ProcessUnity is driving industry leadership and transformation through proven value and applied innovation. While there are many small startups in AI/ML, it is not as simple as launching a GenAI tool using a public LLM; the use case needs to be well thought out, securely delivered, and compliant with customer policy. It should also seamlessly integrate into the process it intends to help. The risk of poor AI implementation is introducing greater complexity into a function already drenched in complexity. ProcessUnity has invested in responsible AI driven by our data science department. The team gathers business requirements and develops integrated models that scale while protecting customer and third-party data. With this knowledge, our AI/ML technologies are incorporated into our core product offerings, simplifying adoption and maximizing time to value.
In a crowded risk management market, how does ProcessUnity differentiate itself, particularly with offerings like the Global Risk Exchange, and what are your strategic growth priorities?

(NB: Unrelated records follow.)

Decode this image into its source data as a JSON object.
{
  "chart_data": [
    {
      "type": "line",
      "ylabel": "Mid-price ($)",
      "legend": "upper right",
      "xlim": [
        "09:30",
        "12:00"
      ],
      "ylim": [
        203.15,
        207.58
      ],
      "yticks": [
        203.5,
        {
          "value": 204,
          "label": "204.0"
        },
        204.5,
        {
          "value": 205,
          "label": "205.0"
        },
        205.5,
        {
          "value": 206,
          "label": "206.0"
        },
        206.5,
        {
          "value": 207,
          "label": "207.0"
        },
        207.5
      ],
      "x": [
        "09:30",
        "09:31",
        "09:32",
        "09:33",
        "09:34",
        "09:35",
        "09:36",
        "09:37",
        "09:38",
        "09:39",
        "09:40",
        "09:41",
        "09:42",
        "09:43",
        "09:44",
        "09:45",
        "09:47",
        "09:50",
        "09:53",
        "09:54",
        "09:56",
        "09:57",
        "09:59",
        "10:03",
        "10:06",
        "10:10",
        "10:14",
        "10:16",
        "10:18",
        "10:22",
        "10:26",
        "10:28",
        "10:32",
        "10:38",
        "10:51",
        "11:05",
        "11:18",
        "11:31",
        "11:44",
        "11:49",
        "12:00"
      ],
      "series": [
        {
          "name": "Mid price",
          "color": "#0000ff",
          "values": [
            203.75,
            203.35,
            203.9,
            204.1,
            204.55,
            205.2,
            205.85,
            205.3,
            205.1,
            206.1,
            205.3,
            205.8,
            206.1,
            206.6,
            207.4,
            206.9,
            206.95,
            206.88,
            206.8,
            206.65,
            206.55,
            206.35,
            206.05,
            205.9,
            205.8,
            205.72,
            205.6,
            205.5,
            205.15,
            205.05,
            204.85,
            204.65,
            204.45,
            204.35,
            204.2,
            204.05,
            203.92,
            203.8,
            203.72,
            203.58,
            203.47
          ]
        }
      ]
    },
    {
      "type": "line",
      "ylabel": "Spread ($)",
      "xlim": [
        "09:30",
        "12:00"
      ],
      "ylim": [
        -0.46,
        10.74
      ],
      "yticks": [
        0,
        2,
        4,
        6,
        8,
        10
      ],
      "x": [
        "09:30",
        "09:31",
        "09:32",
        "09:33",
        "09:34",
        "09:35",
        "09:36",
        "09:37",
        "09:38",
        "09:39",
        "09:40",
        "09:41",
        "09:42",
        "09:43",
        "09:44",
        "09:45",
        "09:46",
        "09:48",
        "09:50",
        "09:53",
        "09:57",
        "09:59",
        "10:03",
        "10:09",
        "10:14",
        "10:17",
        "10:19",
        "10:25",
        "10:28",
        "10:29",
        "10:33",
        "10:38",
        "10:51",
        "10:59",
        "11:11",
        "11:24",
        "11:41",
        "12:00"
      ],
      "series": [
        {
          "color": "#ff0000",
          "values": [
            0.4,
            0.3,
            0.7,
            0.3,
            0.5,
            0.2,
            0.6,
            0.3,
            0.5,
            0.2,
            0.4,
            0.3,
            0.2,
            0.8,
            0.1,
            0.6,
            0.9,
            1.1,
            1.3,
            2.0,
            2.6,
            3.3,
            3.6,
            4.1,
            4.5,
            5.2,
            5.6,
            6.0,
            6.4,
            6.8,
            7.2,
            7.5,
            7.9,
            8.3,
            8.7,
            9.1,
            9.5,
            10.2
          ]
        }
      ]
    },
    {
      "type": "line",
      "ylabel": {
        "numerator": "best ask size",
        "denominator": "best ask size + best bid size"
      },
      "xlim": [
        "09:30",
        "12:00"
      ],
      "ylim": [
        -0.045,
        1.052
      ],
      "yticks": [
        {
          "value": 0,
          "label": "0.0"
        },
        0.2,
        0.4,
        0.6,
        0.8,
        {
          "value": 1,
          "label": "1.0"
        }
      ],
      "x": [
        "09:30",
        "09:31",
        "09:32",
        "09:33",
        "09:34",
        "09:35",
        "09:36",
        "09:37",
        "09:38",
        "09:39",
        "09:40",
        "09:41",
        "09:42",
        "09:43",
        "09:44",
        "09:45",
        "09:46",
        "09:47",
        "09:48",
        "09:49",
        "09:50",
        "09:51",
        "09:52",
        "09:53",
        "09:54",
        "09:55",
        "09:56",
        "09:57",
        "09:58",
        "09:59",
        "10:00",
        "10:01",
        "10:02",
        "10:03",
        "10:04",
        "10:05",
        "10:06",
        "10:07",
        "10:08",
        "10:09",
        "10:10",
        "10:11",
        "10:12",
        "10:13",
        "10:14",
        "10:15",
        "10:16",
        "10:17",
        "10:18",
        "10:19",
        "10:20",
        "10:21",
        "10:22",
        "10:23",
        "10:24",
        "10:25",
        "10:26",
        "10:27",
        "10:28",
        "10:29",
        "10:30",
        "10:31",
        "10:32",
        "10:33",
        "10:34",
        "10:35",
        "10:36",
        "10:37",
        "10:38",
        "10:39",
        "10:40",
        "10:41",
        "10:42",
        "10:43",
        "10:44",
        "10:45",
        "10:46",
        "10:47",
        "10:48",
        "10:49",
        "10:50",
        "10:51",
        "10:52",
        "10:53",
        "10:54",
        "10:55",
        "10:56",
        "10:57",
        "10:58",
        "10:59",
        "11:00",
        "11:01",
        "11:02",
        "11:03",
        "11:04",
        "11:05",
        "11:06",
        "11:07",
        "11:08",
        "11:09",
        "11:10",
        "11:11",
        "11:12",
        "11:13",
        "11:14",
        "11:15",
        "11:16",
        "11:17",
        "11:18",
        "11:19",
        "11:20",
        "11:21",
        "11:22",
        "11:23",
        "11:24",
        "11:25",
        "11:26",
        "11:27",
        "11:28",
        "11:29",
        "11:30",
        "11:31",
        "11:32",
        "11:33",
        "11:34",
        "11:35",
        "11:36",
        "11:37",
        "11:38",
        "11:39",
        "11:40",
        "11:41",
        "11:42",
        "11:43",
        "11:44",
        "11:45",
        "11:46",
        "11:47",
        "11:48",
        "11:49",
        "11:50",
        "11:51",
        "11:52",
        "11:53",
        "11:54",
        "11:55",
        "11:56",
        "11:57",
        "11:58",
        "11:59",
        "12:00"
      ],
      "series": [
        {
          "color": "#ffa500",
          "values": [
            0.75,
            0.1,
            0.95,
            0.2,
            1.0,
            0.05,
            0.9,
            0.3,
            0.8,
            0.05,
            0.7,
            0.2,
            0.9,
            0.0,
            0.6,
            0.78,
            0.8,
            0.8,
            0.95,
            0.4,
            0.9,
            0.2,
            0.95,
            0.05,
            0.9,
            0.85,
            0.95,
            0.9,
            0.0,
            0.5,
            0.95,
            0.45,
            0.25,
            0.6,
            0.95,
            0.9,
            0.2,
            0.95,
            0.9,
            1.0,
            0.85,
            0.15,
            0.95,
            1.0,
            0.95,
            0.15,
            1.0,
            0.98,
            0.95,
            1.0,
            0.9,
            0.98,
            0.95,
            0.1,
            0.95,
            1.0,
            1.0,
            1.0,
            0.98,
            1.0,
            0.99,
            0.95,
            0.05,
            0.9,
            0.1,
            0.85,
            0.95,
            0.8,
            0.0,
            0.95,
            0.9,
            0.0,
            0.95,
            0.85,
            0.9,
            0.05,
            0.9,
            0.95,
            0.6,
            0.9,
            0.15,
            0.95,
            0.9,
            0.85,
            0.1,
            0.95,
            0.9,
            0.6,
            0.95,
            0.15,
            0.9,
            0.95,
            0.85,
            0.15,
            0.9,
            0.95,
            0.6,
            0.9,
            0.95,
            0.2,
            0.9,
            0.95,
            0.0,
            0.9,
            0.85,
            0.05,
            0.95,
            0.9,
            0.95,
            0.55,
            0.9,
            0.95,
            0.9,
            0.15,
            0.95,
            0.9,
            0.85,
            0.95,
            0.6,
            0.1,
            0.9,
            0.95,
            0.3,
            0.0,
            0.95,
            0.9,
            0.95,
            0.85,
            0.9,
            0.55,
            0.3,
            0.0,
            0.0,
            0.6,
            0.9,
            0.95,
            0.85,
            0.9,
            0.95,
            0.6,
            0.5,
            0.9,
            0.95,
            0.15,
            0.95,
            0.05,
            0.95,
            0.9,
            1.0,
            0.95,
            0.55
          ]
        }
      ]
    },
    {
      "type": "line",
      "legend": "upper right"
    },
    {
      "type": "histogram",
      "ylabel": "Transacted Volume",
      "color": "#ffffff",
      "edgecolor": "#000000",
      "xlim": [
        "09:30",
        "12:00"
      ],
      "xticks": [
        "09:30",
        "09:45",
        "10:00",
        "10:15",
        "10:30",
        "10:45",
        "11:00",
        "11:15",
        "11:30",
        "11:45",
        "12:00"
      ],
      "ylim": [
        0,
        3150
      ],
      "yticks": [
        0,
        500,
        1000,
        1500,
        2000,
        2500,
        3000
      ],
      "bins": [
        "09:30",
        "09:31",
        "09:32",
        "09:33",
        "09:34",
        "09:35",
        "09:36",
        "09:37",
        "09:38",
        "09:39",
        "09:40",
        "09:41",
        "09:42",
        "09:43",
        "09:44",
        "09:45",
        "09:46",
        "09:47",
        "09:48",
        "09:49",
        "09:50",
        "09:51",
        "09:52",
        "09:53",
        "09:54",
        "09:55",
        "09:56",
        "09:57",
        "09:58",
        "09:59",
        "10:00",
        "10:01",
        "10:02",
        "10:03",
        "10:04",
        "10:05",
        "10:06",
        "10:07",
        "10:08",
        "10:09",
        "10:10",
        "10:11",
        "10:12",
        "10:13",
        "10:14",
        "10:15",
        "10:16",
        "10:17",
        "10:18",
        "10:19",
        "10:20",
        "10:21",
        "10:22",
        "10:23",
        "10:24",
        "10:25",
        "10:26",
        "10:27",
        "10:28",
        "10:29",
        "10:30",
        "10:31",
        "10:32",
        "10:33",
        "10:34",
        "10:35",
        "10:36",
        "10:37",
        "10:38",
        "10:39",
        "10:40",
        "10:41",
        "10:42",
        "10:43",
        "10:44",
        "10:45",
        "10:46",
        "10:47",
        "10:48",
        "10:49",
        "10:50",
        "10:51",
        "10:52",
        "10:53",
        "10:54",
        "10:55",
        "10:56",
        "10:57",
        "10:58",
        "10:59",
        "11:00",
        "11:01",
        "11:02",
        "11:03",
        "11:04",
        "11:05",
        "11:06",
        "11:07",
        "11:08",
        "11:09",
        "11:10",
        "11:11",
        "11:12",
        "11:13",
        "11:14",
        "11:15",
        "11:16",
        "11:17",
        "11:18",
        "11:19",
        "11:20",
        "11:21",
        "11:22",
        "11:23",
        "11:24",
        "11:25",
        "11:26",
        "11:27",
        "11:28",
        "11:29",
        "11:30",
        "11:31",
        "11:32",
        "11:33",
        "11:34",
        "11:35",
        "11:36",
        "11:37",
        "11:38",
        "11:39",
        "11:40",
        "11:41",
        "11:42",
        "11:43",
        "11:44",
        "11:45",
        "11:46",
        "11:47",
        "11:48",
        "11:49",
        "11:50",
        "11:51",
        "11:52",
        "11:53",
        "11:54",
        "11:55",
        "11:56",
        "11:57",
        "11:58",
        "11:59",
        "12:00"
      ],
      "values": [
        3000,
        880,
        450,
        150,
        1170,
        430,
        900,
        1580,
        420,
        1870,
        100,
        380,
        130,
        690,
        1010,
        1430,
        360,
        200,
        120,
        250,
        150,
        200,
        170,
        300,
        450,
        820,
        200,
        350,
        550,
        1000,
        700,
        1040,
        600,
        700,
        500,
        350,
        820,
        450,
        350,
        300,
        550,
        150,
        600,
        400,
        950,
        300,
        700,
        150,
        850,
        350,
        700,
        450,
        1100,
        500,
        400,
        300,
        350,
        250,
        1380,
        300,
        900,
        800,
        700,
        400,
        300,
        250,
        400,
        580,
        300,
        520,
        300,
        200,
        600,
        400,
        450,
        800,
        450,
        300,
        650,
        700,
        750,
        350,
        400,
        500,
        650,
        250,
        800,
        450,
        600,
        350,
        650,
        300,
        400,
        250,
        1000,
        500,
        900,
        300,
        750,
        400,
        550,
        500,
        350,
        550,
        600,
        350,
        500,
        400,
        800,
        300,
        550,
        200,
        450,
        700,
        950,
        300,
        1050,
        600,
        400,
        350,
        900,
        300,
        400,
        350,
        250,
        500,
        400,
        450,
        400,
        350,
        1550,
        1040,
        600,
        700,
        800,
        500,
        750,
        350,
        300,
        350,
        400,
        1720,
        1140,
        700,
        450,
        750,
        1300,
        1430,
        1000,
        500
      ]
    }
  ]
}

ProcessUnity is the only provider in the market that provides a 360-degree view of third-party risk with data, AI, and automated workflow. We support the largest, most highly regulated companies globally and have translated that experience through our out-of-the-box best practice programs. Our focus, which we are successful in, is to help all customers accelerate their programs and gain the most out of their third-party relationships. From a data perspective, we provide attested and validated assessments from highly sought-after third parties and automated risk profiles incorporating predictive analytics and firmographic analysis to give companies a rapid, up-to-date understanding of risk. As we further our growth strategy, we plan for continued investment in enriching this data by considering multiple risk domains and external intelligence. In addition, we will continue to invest in GenAI to ease the burden of reviewing vendor assessment responses. Finally, we will invest in the third-party experience to provide and maintain their data, improving collaboration between our clients and their business partners.